GENOVA - Era il 21 luglio 2011, stava concludendosi un G8 caratterizzato da tafferugli e scontri quando avvenne quello che la Corte Europea dei Diritti Umani di Strasburgo ha classificato come 'tortura'. Nel corso di quella sera le forze dell'ordine entrarono nelle scuole Diaz, Pertini e Pascoli divenute, in quei giorni, il centro di coordinamento del Genoa Social Forum. Furono fermati 93 attivisti, 61 furono i feriti furono trasportati in ospedale, di questi tre in prognosi riservata e uno addirittura in stato di coma.

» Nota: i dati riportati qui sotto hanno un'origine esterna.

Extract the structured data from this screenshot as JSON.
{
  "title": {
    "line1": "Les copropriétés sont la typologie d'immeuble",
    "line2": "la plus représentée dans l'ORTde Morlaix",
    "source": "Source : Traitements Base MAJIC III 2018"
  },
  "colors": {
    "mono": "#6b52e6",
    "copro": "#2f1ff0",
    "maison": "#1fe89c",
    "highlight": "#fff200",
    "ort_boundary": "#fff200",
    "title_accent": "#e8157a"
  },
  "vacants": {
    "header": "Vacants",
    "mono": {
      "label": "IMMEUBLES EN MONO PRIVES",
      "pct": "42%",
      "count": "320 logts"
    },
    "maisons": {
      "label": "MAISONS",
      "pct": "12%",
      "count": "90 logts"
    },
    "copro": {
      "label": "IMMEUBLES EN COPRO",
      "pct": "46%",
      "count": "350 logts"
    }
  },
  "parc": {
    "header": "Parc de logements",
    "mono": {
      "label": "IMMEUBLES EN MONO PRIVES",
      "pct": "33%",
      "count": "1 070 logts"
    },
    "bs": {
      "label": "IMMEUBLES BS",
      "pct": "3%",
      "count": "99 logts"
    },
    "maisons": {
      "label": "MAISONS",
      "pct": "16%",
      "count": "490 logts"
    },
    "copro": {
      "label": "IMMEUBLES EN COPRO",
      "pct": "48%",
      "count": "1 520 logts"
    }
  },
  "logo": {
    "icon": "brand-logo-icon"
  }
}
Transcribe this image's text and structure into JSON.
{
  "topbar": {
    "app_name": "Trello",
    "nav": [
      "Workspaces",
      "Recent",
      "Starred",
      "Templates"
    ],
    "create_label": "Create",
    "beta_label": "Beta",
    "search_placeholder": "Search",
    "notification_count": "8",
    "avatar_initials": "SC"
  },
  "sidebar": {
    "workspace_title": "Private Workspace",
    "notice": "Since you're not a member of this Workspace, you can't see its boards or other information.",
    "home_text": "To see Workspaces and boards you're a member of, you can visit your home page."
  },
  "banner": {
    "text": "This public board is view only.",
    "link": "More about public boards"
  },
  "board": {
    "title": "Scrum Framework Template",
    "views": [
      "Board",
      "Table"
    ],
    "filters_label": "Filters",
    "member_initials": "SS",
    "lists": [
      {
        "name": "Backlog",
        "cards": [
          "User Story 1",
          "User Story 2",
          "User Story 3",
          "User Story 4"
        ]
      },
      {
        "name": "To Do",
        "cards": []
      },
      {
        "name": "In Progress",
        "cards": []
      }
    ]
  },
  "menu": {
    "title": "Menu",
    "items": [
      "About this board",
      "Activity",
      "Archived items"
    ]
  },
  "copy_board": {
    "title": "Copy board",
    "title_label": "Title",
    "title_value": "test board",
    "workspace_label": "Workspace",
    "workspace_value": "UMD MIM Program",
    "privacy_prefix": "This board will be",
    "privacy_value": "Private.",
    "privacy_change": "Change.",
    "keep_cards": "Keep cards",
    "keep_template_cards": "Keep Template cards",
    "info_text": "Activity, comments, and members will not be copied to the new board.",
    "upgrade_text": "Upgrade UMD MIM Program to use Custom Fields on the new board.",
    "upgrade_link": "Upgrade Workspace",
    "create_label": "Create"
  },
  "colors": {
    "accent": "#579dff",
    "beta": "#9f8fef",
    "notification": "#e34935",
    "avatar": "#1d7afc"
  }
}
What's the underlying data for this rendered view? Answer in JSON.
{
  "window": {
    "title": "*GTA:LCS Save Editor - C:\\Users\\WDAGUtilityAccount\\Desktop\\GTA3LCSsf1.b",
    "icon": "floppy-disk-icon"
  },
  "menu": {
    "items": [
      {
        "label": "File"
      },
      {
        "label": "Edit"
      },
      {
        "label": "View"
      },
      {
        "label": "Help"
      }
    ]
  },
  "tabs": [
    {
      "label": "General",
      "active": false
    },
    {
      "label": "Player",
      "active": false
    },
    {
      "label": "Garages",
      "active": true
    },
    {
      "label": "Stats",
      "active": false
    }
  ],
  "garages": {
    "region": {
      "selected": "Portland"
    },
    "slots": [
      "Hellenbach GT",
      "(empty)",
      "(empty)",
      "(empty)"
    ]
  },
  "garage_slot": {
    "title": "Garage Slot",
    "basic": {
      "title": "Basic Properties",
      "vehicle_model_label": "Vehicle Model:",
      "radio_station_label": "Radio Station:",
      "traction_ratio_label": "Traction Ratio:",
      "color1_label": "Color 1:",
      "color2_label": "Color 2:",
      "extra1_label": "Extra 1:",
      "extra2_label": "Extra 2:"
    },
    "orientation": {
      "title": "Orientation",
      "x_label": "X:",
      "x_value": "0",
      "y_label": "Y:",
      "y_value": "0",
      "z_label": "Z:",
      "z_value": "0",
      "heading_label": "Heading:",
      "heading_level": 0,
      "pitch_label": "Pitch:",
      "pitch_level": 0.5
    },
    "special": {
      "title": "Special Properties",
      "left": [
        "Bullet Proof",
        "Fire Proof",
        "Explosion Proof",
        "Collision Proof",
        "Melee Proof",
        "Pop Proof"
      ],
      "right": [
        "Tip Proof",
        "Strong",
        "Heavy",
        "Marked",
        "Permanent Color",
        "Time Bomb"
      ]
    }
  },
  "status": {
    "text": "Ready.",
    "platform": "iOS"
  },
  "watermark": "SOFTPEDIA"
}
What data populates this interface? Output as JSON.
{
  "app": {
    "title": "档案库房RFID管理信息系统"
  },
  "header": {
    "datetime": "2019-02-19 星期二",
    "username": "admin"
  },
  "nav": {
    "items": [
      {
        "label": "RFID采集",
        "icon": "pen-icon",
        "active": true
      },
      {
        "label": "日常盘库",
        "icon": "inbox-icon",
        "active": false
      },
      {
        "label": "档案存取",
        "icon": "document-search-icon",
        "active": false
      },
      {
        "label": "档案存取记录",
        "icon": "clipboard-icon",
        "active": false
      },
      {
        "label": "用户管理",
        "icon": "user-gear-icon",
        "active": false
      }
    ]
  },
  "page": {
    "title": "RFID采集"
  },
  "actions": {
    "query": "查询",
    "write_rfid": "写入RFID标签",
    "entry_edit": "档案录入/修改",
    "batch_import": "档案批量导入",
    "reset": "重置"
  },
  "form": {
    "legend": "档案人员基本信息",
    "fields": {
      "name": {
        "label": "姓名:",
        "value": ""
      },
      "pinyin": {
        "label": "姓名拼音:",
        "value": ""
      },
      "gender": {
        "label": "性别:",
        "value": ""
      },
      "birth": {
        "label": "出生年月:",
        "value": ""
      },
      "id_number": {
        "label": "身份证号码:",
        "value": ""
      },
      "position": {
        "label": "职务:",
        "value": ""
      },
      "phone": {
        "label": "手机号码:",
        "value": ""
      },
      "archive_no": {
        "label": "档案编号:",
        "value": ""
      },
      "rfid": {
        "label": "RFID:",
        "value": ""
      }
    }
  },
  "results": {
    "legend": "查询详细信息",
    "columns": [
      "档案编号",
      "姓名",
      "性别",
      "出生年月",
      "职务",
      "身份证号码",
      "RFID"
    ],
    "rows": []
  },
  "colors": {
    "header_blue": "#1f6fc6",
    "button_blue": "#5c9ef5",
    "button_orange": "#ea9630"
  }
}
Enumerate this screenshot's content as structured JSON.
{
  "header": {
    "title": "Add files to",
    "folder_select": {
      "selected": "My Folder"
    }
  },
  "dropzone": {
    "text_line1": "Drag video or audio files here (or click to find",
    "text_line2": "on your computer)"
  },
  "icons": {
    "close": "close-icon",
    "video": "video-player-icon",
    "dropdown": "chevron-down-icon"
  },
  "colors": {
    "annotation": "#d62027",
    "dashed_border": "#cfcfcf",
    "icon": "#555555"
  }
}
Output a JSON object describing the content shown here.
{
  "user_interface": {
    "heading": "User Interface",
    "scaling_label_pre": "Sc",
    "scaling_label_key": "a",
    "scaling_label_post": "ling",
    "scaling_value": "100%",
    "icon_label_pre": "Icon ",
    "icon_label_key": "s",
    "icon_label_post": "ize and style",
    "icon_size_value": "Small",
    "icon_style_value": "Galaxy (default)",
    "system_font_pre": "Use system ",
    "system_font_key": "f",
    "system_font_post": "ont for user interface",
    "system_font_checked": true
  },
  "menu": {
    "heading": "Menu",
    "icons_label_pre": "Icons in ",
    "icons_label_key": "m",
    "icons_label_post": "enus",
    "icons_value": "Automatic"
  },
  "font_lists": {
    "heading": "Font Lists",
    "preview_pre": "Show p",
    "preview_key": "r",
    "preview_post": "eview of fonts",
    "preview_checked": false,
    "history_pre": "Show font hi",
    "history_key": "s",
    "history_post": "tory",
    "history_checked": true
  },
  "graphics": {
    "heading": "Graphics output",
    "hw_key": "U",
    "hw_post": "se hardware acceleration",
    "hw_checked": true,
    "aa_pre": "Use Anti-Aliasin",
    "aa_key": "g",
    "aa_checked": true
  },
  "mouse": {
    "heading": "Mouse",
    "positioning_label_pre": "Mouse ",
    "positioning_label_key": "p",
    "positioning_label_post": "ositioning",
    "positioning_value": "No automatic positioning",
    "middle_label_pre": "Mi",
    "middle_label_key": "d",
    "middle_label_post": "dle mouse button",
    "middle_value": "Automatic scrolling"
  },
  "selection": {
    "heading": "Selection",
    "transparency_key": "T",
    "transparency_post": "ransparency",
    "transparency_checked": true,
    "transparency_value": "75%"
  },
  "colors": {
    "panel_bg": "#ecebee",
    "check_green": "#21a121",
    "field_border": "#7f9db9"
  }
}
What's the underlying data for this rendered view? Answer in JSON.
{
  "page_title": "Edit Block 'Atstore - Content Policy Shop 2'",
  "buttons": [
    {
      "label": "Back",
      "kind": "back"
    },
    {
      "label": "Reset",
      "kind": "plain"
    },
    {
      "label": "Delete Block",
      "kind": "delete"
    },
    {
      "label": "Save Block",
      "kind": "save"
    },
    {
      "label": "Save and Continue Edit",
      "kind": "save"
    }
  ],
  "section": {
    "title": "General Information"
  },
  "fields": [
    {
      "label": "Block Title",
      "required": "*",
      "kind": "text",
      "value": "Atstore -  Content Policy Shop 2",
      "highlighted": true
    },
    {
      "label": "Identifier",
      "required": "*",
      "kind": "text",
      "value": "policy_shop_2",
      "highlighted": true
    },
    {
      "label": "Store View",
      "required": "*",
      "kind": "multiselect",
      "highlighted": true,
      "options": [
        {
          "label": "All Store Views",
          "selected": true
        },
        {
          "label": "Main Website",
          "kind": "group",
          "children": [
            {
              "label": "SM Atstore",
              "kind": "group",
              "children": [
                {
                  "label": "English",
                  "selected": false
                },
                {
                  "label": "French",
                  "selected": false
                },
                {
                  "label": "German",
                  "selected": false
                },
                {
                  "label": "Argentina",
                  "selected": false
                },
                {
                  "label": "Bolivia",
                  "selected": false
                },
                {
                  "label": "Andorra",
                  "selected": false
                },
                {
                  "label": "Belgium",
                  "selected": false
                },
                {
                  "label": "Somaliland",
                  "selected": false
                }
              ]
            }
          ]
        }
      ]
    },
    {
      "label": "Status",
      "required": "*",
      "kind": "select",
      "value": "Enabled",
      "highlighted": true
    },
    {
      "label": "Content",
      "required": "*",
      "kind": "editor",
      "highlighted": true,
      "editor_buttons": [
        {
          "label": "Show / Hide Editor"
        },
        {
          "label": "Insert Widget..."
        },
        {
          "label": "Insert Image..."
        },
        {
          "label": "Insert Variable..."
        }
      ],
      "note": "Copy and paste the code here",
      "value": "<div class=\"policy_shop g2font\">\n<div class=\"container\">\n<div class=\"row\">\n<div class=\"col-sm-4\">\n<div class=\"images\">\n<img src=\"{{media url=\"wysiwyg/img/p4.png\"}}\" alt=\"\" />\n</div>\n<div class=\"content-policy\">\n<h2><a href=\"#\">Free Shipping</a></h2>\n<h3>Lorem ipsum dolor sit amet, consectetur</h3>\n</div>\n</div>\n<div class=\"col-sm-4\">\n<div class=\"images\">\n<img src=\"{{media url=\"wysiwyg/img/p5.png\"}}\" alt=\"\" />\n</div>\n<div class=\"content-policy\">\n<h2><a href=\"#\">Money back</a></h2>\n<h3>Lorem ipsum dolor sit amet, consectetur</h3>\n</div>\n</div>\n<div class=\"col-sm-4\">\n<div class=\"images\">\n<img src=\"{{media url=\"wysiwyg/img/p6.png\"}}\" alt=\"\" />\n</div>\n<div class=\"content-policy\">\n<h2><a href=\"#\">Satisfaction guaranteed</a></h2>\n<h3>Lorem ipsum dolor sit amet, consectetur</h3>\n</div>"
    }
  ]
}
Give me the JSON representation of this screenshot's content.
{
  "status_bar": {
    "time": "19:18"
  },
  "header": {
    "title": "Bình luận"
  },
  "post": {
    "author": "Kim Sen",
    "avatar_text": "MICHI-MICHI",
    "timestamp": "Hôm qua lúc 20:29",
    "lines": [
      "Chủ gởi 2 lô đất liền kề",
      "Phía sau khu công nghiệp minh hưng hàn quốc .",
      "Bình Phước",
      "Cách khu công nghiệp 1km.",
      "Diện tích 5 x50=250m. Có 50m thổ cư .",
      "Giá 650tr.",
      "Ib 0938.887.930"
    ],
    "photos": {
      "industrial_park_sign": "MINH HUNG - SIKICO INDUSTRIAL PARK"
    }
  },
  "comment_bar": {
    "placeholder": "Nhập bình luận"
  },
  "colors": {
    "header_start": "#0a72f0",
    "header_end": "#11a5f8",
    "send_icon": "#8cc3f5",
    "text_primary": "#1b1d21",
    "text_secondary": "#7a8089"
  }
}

La condanna che giunge oggi, a quasi quattordici anni di distanza, è rivolta non solo agli agenti finiti sotto accusa ma anche alla legislazione italiana che non ha potuto incriminarli giacché non prevede misure adeguate a sanzionare la tortura. Tutto l'iter giudiziario che ha coinvolto la Corte dei Diritti Umani è cominciato dalla denuncia di Arnaldo Cestaro, vittima di quelle stesse perquisizioni.
All'epoca dei fatti l'uomo aveva 62 anni ed ha sempre affermato di essere stato brutalmente picchiato tanto da dover subire delle operazioni di cui ancora oggi porta i segni. Cestaro, attraverso il suo legale Nicolò Paoletti, ha sempre sostenuto che i colpevoli di quegli atti avrebbero dovuto ricevere una pena esemplare mai notificata proprio perché le leggi del nostro Stato non prevedono il reato di tortura o qualcosa di similare.
Tuttavia la Corte europea dei Diritti Umani ha dato pienamente ragione all'uomo non limitandosi solo a riconoscere come tortura il trattamento inflitto agli occupanti delle scuole. Al contrario la sentenza dei giudici prevende anche una condanna al sistema legislativo italiano perché, secondo loro, i responsabili non sono mai stati puniti proprio a causa della mancanza del Reato di tortura, pertanto le leggi stesse dovranno essere modificate. Infine da Strasburgo è stato comunicato che la mancanza di determinati reati non permette allo Stato di prevenire il ripetersi di possibili violenze da parte delle forze dell'ordine.